Matt Harrison | Feb 27, 2019 | 1
11 months to go: first iconic Elizabeth Line roundels installed
With just 11 months to go until London’s newest rail line opens, the first iconic roundels have been seen at stations across the capital.
One hundred and ten years on from the installation of the first roundel sign at St James’s Park Underground station, the latest version of Transport for London’s historic design has begun to make an appearance across London’s newest railway – the Elizabeth line. The first new roundels have been installed at stations including Tottenham Court Road, Farringdon and Custom House in a significant milestone for Europe’s largest infrastructure project.
The Elizabeth line is set to redefine transport in London with quicker, easier and more accessible journeys when it launches in 11 months’ time. Construction has now entered its final stages and the line will open to the public in phases from December, when ten new state-of-the-art stations, all step-free, will open.
TfL and London Underground is famous for its rich heritage of design and the Elizabeth line is set to continue that tradition. While at the forefront of modern engineering and technology, the new railway will feature instantly recognisable roundels and signage.
The roundels are being manufactured at family-owned A. J. Wells & Sons Ltd on the Isle of Wight, where London transport signage has been produced for generations. Installation of platform roundels is being overseen by Merson, based outside of Glasgow, and wayfinding signage is being produced Wood & Wood in Exeter.
Val Shawcross, Deputy Mayor for Transport, said: ‘The Elizabeth line will truly transform travel across London and the South East. The installation of the roundels incorporating TfL’s iconic design shows how close we are now to the line opening, with new stations right at the heart of central London.
‘The new roundels also show the huge benefits that Crossrail has provided to the economy all across the UK. With businesses involved from Exeter, Glasgow and the Isle of Wight, it shows once again that Crossrail is a project that will not just benefit Londoners, but is benefitting the whole country.’

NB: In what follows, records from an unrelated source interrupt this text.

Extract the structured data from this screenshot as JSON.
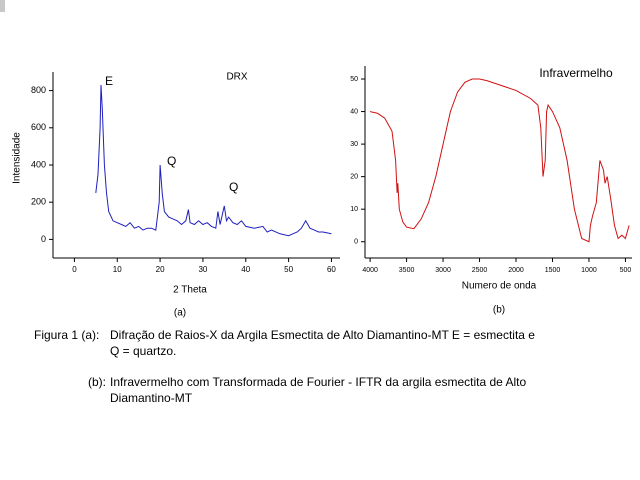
{
  "chart_data": [
    {
      "type": "line",
      "title": "DRX",
      "xlabel": "2 Theta",
      "ylabel": "Intensidade",
      "panel": "(a)",
      "annotations": [
        "E",
        "Q",
        "Q"
      ],
      "color": "#1f1fbf",
      "x": [
        5,
        5.5,
        6,
        6.2,
        6.5,
        7,
        7.5,
        8,
        9,
        10,
        11,
        12,
        13,
        14,
        15,
        16,
        17,
        18,
        19,
        19.8,
        20,
        20.5,
        21,
        22,
        23,
        24,
        25,
        26,
        26.6,
        27,
        28,
        29,
        30,
        31,
        32,
        33,
        33.5,
        34,
        35,
        35.5,
        36,
        37,
        38,
        39,
        40,
        42,
        44,
        45,
        46,
        48,
        50,
        51,
        52,
        53,
        54,
        55,
        56,
        57,
        58,
        60
      ],
      "values": [
        250,
        350,
        600,
        830,
        700,
        400,
        250,
        150,
        100,
        90,
        80,
        70,
        90,
        60,
        70,
        50,
        60,
        60,
        50,
        200,
        400,
        250,
        150,
        120,
        110,
        100,
        80,
        100,
        160,
        90,
        80,
        100,
        80,
        90,
        70,
        60,
        150,
        80,
        180,
        100,
        120,
        90,
        80,
        100,
        70,
        60,
        70,
        40,
        50,
        30,
        20,
        30,
        40,
        60,
        100,
        60,
        50,
        40,
        40,
        30
      ],
      "xlim": [
        -5,
        62
      ],
      "ylim": [
        -100,
        900
      ],
      "xticks": [
        0,
        10,
        20,
        30,
        40,
        50,
        60
      ],
      "yticks": [
        0,
        200,
        400,
        600,
        800
      ]
    },
    {
      "type": "line",
      "title": "Infravermelho",
      "xlabel": "Numero de onda",
      "panel": "(b)",
      "color": "#d01010",
      "x": [
        4000,
        3900,
        3800,
        3700,
        3650,
        3630,
        3620,
        3600,
        3550,
        3500,
        3400,
        3300,
        3200,
        3100,
        3000,
        2900,
        2800,
        2700,
        2600,
        2500,
        2400,
        2200,
        2000,
        1800,
        1700,
        1660,
        1630,
        1600,
        1580,
        1560,
        1500,
        1400,
        1300,
        1200,
        1100,
        1000,
        980,
        950,
        900,
        850,
        800,
        780,
        750,
        700,
        650,
        600,
        550,
        500,
        450
      ],
      "values": [
        40,
        39.5,
        38,
        34,
        25,
        15,
        18,
        10,
        6,
        4.5,
        4,
        7,
        12,
        20,
        30,
        40,
        46,
        49,
        50,
        50,
        49.5,
        48,
        46.5,
        44,
        42,
        35,
        20,
        25,
        40,
        42,
        40,
        35,
        25,
        10,
        1,
        0,
        5,
        8,
        12,
        25,
        22,
        18,
        20,
        13,
        5,
        1,
        2,
        1,
        5
      ],
      "xlim": [
        4070,
        410
      ],
      "ylim": [
        -5,
        54
      ],
      "xticks": [
        4000,
        3500,
        3000,
        2500,
        2000,
        1500,
        1000,
        500
      ],
      "yticks": [
        0,
        10,
        20,
        30,
        40,
        50
      ]
    }
  ],
  "caption": {
    "label_a": "Figura 1 (a):",
    "text_a": [
      "Difração de Raios-X da Argila Esmectita de Alto Diamantino-MT E = esmectita e",
      "Q = quartzo."
    ],
    "label_b": "(b):",
    "text_b": [
      "Infravermelho com Transformada de Fourier - IFTR da argila esmectita de Alto",
      "Diamantino-MT"
    ]
  }
}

The TfL roundel is among the most recognised and imitated logos in the world. The newest addition to the roundel family – the purple Elizabeth line roundel – has been carefully designed to ensure it is visually distinctive from the London Underground and London Overground lines. The new roundels will also feature the celebrated Johnston typeface. Commissioned by London Transport’s Manging Director Frank Pick in 1913, and designed by the influential calligrapher Edward Johnston, the font brings visual uniformity to London’s transport network. Originally designed for wood block, the iconic typeface was updated for the digital age in 2016 to become Johnston100, complete with the hashtag (#) and at (@) symbols for the first time.
The Elizabeth line is jointly sponsored by the Department for Transport and TfL and will connect stations such as Paddington to Canary Wharf in only 17 minutes, transforming how Londoners and visitors move across the Capital.
From December, the line will initially operate as three services:
- Paddington (Elizabeth line station) to Abbey Wood via central London
- Paddington (mainline station) to Heathrow (Terminals 2 & 3 and 4)
- Liverpool Street (mainline station) to Shenfield
Fifteen trains per hour will run through the new tunnels, increasing to 24 trains per hour through the central section by May 2019.
From December 2019, customers from Reading and Heathrow will be able to travel all the way through central London to the West End and the City and beyond without needing to change trains. By linking Berkshire and Heathrow in the west, to east London and Essex in the east, the line will transform travel across the South East, carrying over 200 million passengers every year. It will increase rail capacity in central London by ten per cent, reduce congestion on the London Underground, and an extra 1.5 million people will be within 45 minutes commuting distance of London’s key employment districts.
Europe’s largest construction project is estimated to have created over 55,000 jobs during the project, with 96 per cent of contracts awarded to companies based in the UK, and of those, 62 per cent are based outside of London.
The new stations and travel links are expected to boost the economy by £42 billion overall and support thousands of new jobs and homes in London and the South East.